Il telefono ronzò segnalando un messaggio di Alli.
Puoi parlare?
Aspettai un attimo prima di rispondere, per darle l’impressione che non avessi tempo.
Sommersa di lavoro. Ti chiamo dopo.
L’ho già sentita questa. Sei un disco rotto.
Posai il telefono e feci caso all’ora. Era in pausa pranzo, quindi con il tempo contato. Se avessi tenuto il punto per la successiva mezz’ora, sarei stata in pace fino a quando staccava, quasi sempre abbastanza tardi. Sobbalzai allo squillo del cellulare. Mi stava chiamando. Abbassai la suoneria e lasciai partire la segreteria telefonica. Non potevo parlarle in quel momento. Non avevo idea di cosa le avesse raccontato Heath o di cosa avrei potuto dire io. Piuttosto che mentire alla mia migliore amica, preferivo non dire niente.

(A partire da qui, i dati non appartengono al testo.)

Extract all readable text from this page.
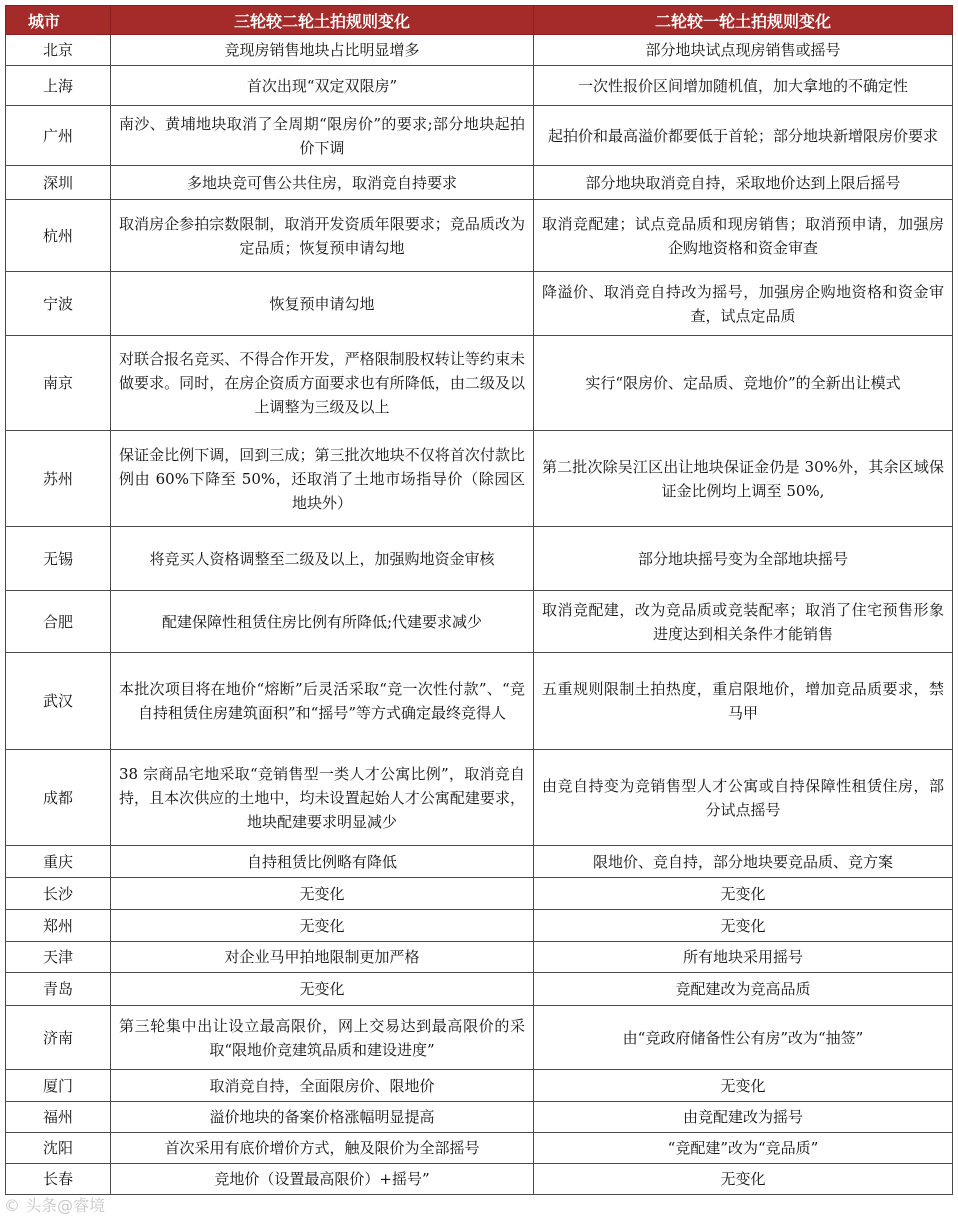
城市	三轮较二轮土拍规则变化	二轮较一轮土拍规则变化
北京	竞现房销售地块占比明显增多	部分地块试点现房销售或摇号
上海	首次出现“双定双限房”	一次性报价区间增加随机值，加大拿地的不确定性
广州	南沙、黄埔地块取消了全周期“限房价”的要求;部分地块起拍价下调	起拍价和最高溢价都要低于首轮；部分地块新增限房价要求
深圳	多地块竞可售公共住房，取消竞自持要求	部分地块取消竞自持，采取地价达到上限后摇号
杭州	取消房企参拍宗数限制，取消开发资质年限要求；竞品质改为定品质；恢复预申请勾地	取消竞配建；试点竞品质和现房销售；取消预申请，加强房企购地资格和资金审查
宁波	恢复预申请勾地	降溢价、取消竞自持改为摇号，加强房企购地资格和资金审查，试点定品质
南京	对联合报名竞买、不得合作开发，严格限制股权转让等约束未做要求。同时，在房企资质方面要求也有所降低，由二级及以上调整为三级及以上	实行“限房价、定品质、竞地价”的全新出让模式
苏州	保证金比例下调，回到三成；第三批次地块不仅将首次付款比例由 60%下降至 50%，还取消了土地市场指导价（除园区地块外）	第二批次除吴江区出让地块保证金仍是 30%外，其余区域保证金比例均上调至 50%,
无锡	将竞买人资格调整至二级及以上，加强购地资金审核	部分地块摇号变为全部地块摇号
合肥	配建保障性租赁住房比例有所降低;代建要求减少	取消竞配建，改为竞品质或竞装配率；取消了住宅预售形象进度达到相关条件才能销售
武汉	本批次项目将在地价“熔断”后灵活采取“竞一次性付款”、“竞自持租赁住房建筑面积”和“摇号”等方式确定最终竞得人	五重规则限制土拍热度，重启限地价，增加竞品质要求，禁马甲
成都	38 宗商品宅地采取“竞销售型一类人才公寓比例”，取消竞自持，且本次供应的土地中，均未设置起始人才公寓配建要求，地块配建要求明显减少	由竞自持变为竞销售型人才公寓或自持保障性租赁住房，部分试点摇号
重庆	自持租赁比例略有降低	限地价、竞自持，部分地块要竞品质、竞方案
长沙	无变化	无变化
郑州	无变化	无变化
天津	对企业马甲拍地限制更加严格	所有地块采用摇号
青岛	无变化	竞配建改为竞高品质
济南	第三轮集中出让设立最高限价，网上交易达到最高限价的采取“限地价竞建筑品质和建设进度”	由“竞政府储备性公有房”改为“抽签”
厦门	取消竞自持，全面限房价、限地价	无变化
福州	溢价地块的备案价格涨幅明显提高	由竞配建改为摇号
沈阳	首次采用有底价增价方式，触及限价为全部摇号	“竞配建”改为“竞品质”
长春	竞地价（设置最高限价）+摇号”	无变化
© 头条@睿境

Se non mi richiami, prima o poi ti vengo a stanare. Lo capisci, vero?
Sorrisi. Alli e le sue finte minacce. Aprii la cartella con le foto e scorsi gli ultimi scatti. Avevo fatto una serie di selfie con Blake nella limousine mentre andavamo al gala. Era splendido in smoking, e in almeno metà delle immagini faceva le boccacce, fingendo di aggredirmi alle spalle.
Risi e provai una fitta. Mi strofinai il petto dove sentivo dolore. Il cuore, quel punto vuoto, aveva ricominciato a pulsare di vita. Da quando avevo lasciato l’appartamento il giorno prima, mi ero ricordata di quanto fossi felice con lui, come in quelle foto. L’ultima volta che avevo provato qualcosa di simile era stato in spiaggia con James, ma era stato un istante brevissimo. Per qualche miracolo mi aveva fatto ridere e dimenticare la mia situazione. Dovevo dargliene atto.
Posai il telefono. Dovevo smetterla di torturarmi. Avevo fatto tanto per tenere Blake al sicuro, lontano dalla mia vita. Ero andata più in là di quanto avessi mai ritenuto possibile. Ma in quel momento era come trovarsi su un treno ad alta velocità che viaggiava all’indietro, permettendo a quella forte dipendenza da Blake di far presa di nuovo.
Controllai l’orologio. Era ora del mio quotidiano tentativo di pranzare. In realtà ciò che desideravo veramente erano liquidi per soli adulti, ma per quelli avrei dovuto aspettare. Feci un salto da Mocha e mi misi in un tavolo all’angolo a guardare il menu.
«Ciao, donna».
Simone scivolò sulla sedia di fronte a me.
«Ciao», dissi.
«Novità?»
«Ah, lo sai. Sempre le stesse cose. Ho parecchio lavoro».
«Sì? E come sta il tipo del finanziamento?». Protese le labbra e poggiò il mento sul palmo della mano. Sembrava proprio in vena di chiacchiere. Il che mi preoccupava, perché io non lo ero.
«Sta bene».
«E James? Sempre innamorato di te, immagino».
«Non so se si possa definire amore».
«Desiderio?». Inarcò le sopracciglia di scatto come se tutto sommato non fosse proprio un male.
«No, non è quello. È un bravo ragazzo. Non lo so. Di certo l’attrazione c’è».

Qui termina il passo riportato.